Answer? TABLES! And FONT tags! And lots and lots of inline JavaScript, the kind that makes Doug Crockford spit out his Diet Dr. Pepper. Turns out I have an unique set of skills needed to make this happen: I spent a year and a half building individual ad mantles for the front page at yahoo.com, when it had to run flawlessly on Netscape 4.79.
I loved making this. LOVED. I've been sitting here cackling and rubbing my hands together all night. Which pretty much describes the entire tilde.club experience so far.

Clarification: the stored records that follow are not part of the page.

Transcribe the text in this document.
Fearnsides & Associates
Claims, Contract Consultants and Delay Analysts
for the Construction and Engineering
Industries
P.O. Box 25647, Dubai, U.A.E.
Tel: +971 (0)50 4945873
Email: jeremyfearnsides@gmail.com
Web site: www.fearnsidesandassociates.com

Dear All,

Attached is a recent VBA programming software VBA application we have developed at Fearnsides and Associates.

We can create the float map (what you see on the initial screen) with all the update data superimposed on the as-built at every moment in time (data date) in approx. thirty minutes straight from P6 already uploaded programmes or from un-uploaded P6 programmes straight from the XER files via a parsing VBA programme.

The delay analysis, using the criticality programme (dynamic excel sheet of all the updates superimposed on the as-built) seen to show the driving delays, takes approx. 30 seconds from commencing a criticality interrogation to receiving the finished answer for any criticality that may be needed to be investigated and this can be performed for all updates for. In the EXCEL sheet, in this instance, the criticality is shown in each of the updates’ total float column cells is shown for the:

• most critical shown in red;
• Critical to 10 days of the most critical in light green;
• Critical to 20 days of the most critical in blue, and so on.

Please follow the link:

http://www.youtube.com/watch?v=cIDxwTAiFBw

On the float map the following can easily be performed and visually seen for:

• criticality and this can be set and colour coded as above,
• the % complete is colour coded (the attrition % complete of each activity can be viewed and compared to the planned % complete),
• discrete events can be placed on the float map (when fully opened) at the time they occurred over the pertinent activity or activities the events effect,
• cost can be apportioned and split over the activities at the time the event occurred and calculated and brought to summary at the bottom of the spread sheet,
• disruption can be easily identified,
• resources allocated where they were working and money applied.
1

Unexpected consequence of 1996 technology. After I pinch to zoom, this version of Glint seems to work better on my recent-generation iPhone than the original version, which was optimized for 320px and has goofy Apple viewport headers that blows it up out of whack.
Trigger warning for OCD. Once you start trying for that perfect score you will never, ever stop.
Research in progress. Hooked up GA over lunch, trying to understand how often someone wins, restarts, misplays each of the available colors, etc. Nothing evil, I promise!
Special cool thing. lurking in here is a predictably-random number generator inspired by a processor bug documented in Numerical Recipes in Fortran 77. Why this is neat: we can seed it with the Unix timestamp divided by 86,400,000 to make a special game of Glint for every day, and you should come back tomorrow for the next one. You can reload the page to try today's puzzle again, or--if you're impatient--just change the number after the hash in your URL bar.
Here's how the predictably-random number generator gives us the same game for every day:
if (!window.location.hash) { window.location.hash = Math.floor(new Date().getTime() / 86400000); } window.onhashchange = function () { document.location.reload(); }; var gameId = window.location.hash.split('#')[1]; var rseed = gameId; var rnd = function (n) { rseed = (rseed * 9301 + 49297) % 233280; r = Math.floor(rseed / (233280.0) * n); return r; };
Once we have this in place we call rnd(n) instead of Math.random(n), and we get a stream of numbers that look random but are always the same for any initial seed. Presto, procedurally-generated quasi-randomness!